Le silence mystérieux d’Ouyahia

L’autre question : pourquoi le faire de cette manière, publiquement et presque brutalement ? Le président Bouteflika a choisi la manière forte pour signifier son divorce avec Haddad. Ce choix pourrait signifier que les tentatives menées depuis plusieurs mois pour écarter le patron du FCE du jeu ont connu de la résistance au sein même du pouvoir.

La proximité de Haddad avec les cercles du pouvoir a permis à l’homme d’affaires de tisser des liens forts avec les cercles de décision. Certains acteurs politique n’ont pas d’ailleurs hésité à afficher leur amitié avec Haddad. C’est le cas d’Ahmed Ouyahia, patron du RND et directeur de Cabinet du président Bouteflika. « Haddad est un ami et restera un ami », assumait ouvertement Ouyahia, le 17 décembre, dans une conférence de presse animée quelques jours après l’incident du Forum algéro-Africain sur l’investissement.
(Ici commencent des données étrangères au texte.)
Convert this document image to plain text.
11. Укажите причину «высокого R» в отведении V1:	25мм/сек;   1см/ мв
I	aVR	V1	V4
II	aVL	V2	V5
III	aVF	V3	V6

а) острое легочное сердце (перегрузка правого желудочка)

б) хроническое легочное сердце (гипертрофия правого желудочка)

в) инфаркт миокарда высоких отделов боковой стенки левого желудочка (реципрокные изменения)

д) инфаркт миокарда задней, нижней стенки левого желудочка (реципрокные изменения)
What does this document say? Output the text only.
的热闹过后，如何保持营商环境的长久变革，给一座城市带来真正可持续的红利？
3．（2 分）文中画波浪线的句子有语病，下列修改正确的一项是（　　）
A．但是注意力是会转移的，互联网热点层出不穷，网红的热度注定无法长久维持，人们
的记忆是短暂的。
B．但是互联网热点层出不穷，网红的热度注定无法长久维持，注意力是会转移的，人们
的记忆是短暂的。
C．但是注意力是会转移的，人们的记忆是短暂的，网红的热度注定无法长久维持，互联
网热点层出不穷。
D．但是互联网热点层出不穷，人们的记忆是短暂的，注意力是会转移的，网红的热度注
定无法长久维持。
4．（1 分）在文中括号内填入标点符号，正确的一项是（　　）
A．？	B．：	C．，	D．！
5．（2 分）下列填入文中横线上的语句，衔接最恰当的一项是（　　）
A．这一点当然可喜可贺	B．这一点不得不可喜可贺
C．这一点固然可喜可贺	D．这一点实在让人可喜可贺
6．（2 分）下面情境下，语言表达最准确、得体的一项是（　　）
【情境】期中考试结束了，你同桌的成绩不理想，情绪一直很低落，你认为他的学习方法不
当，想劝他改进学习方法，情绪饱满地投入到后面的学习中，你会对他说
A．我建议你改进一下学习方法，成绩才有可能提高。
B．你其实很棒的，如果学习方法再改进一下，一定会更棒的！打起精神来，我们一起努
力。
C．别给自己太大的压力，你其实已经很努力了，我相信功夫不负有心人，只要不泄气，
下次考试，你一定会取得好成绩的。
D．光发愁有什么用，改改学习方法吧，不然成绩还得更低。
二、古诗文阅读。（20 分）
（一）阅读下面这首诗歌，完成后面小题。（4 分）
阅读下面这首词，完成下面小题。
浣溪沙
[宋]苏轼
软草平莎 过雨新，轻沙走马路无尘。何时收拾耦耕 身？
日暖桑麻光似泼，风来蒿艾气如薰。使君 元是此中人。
Le même jour, sur Dzaïr News (la chaîne de Haddad), Ouyahia affirme : « Entre Dzaïr News et le RND, nous partageons une chose : nous, on soutient le système et vous, votre patron soutient le système ». Ahmed Ouyahia maintiendra-t-il ses propos aujourd’hui, alors que Haddad semble en disgrâce ? Une chose est sûre : au moment où la classe politique, opposition et partisans du pouvoir -même Ould Abbes- se positionne, force est de constater que le parti d’Ouyahia brille par son silence concernant le bras de fer entre le gouvernement et Haddad.

Un pouvoir en mal de cohésion

L’autre réaction qui suscite l’étonnement est celle du secrétaire général de l’UGTA. Selon les informations recueillies par TSA, c’est bien Sidi Said qui a suggéré à Ali  Haddad de quitter l’École supérieure de la sécurité sociale. « Haddad a pris place parmi la délégation officielle qui devait accueillir le Premier ministre. Informé, Tebboune a demandé que le président du FCE quitte le premier rang », souligne notre source. « Sur le plan protocolaire, Haddad n’avait rien à faire avec la délégation officielle, contrairement à Sidi Said qui avait sa place », souligne notre interlocuteur. Mais en solidarité avec Haddad, « Sidi Said a suggéré au président du FCE de quitter la salle avec lui », ajoute notre source.

Quatre jours plus tard, Sidi Sadi signe un communiqué de soutien avec Haddad. « On peut comprendre parfaitement que des patrons se solidarisent entre eux. Mais l’alignement de l’UGTA pose problème en effet ». Hier, l’UGTA, dans un communiqué, a fait un pas en arrière. Mais le texte n’a pas été signé par le patron de la Centrale syndicale.

Ces prises de position des uns et des autres marquent un tournant qui peut être décisif dans les rapports de force au sein du pouvoir en Algérie à moins de deux ans des présidentielles. Au-delà de la campagne contre certains hommes d’affaires, c’est la cohésion au sein même du pouvoir qui est sérieusement remise en cause. Une sorte d’opposition non déclarée s’y installe. Après la dislocation du pouvoir de l’ombre, le noyau apparent du pouvoir semble se fissurer dans le sillage de la guerre de succession au chef de l’État.